The most important goal of a marketing technology strategy is to increase marketing ROI, according to a new report [download page] from Ascend2 and its Research Partners. But how long should it take from implementation to return? For about two-thirds of survey respondents, a reasonable limit is 6 months.
The survey – fielded among 232 marketers with a B2B skew – found that one-quarter are impatient for results. These marketers feel that a reasonable time-frame from implementation to return on investment is under 3 months.
While not all agree, virtually all (93%) feel that their marketing technology investments should start to produce ROI within a year of implementation.
It shouldn’t come as a surprise, then, that estimating the ongoing costs and ROI of technologies is a common step taken by marketers before beginning the buying process, per recent research from Target Marketing.
Which MarTech Functions Will Produce ROI?
When it comes to the technology-driven marketing functions most likely to increase ROI, marketers point most to analytics or predictive modeling. While there are indications that organizational use of analytics remains immature (see the global view here and the US view here), analytics are perceived to help in determining the marketing channels providing the best ROI.
Predictive modeling, for its part, is proving very effective for conversion rate optimization and tends to be used more by digitally mature organizations. It’s also an area of growing investment for Salesforce users.
MarTech Investments Successful; Spending to Rise
On an encouraging note, marketers responding to Ascend2’s survey seem generally pleased with the results of their marketing technology strategies.
Overall, roughly half (52%) describe their strategy as “very successful” at achieving important objectives, while another 40% describe it as “somewhat successful.” That leaves just 8% somewhat disappointed with their results.
Moreover, virtually all say that ROI is increasing significantly (52%) or marginally (45%) as a result of their marketing technology investments.
Likely as a result of this success, survey respondents are enthusiastic about their future spending plans.
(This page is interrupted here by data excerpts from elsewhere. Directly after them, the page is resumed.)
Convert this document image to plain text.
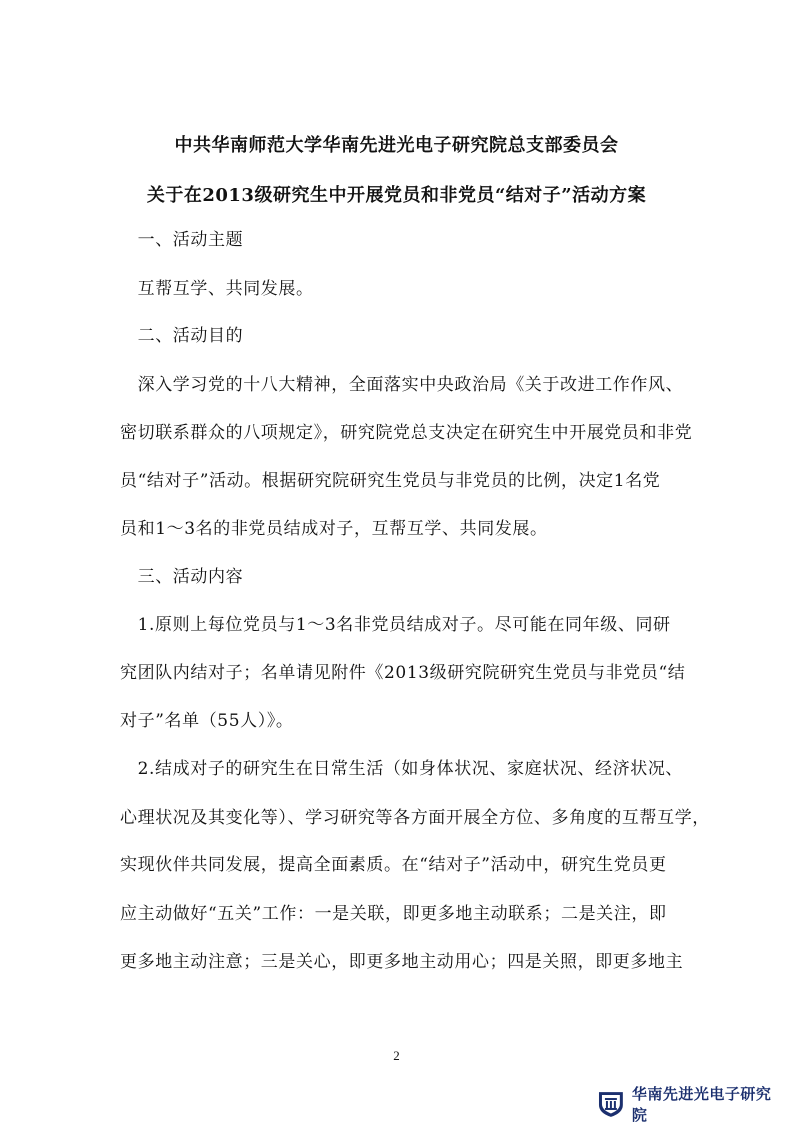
中共华南师范大学华南先进光电子研究院总支部委员会
关于在2013级研究生中开展党员和非党员“结对子”活动方案
　一、活动主题
　互帮互学、共同发展。
　二、活动目的
　深入学习党的十八大精神，全面落实中央政治局《关于改进工作作风、
密切联系群众的八项规定》，研究院党总支决定在研究生中开展党员和非党
员“结对子”活动。根据研究院研究生党员与非党员的比例，决定1名党
员和1～3名的非党员结成对子，互帮互学、共同发展。
　三、活动内容
　1.原则上每位党员与1～3名非党员结成对子。尽可能在同年级、同研
究团队内结对子；名单请见附件《2013级研究院研究生党员与非党员“结
对子”名单（55人）》。
　2.结成对子的研究生在日常生活（如身体状况、家庭状况、经济状况、
心理状况及其变化等）、学习研究等各方面开展全方位、多角度的互帮互学，
实现伙伴共同发展，提高全面素质。在“结对子”活动中，研究生党员更
应主动做好“五关”工作：一是关联，即更多地主动联系；二是关注，即
更多地主动注意；三是关心，即更多地主动用心；四是关照，即更多地主
2
华南先进光电子研究院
More than 8 in 10 predict that their marketing technology budget will increase significantly (43%) or marginally (51%) in the coming year.
Research that companies are becoming more confident that they’re investing the right amount in marketing technology and that their tools are up to date and sufficient for their work.
Even so, budget availability continues to be the biggest challenge to acquiring new marketing technology, according to Ascend2’s report. On a more positive note, marketers don’t seem to be lacking executive support for their technology investments.
About the Data: The results are based on a survey of 232 marketing influencers around the world, 41% of whom are from companies with more than 500 employees. Some 52% count B2B as their primary marketing channel, while 27% are B2C-focused and the remaining 21% equally B2B- and B2C-focused.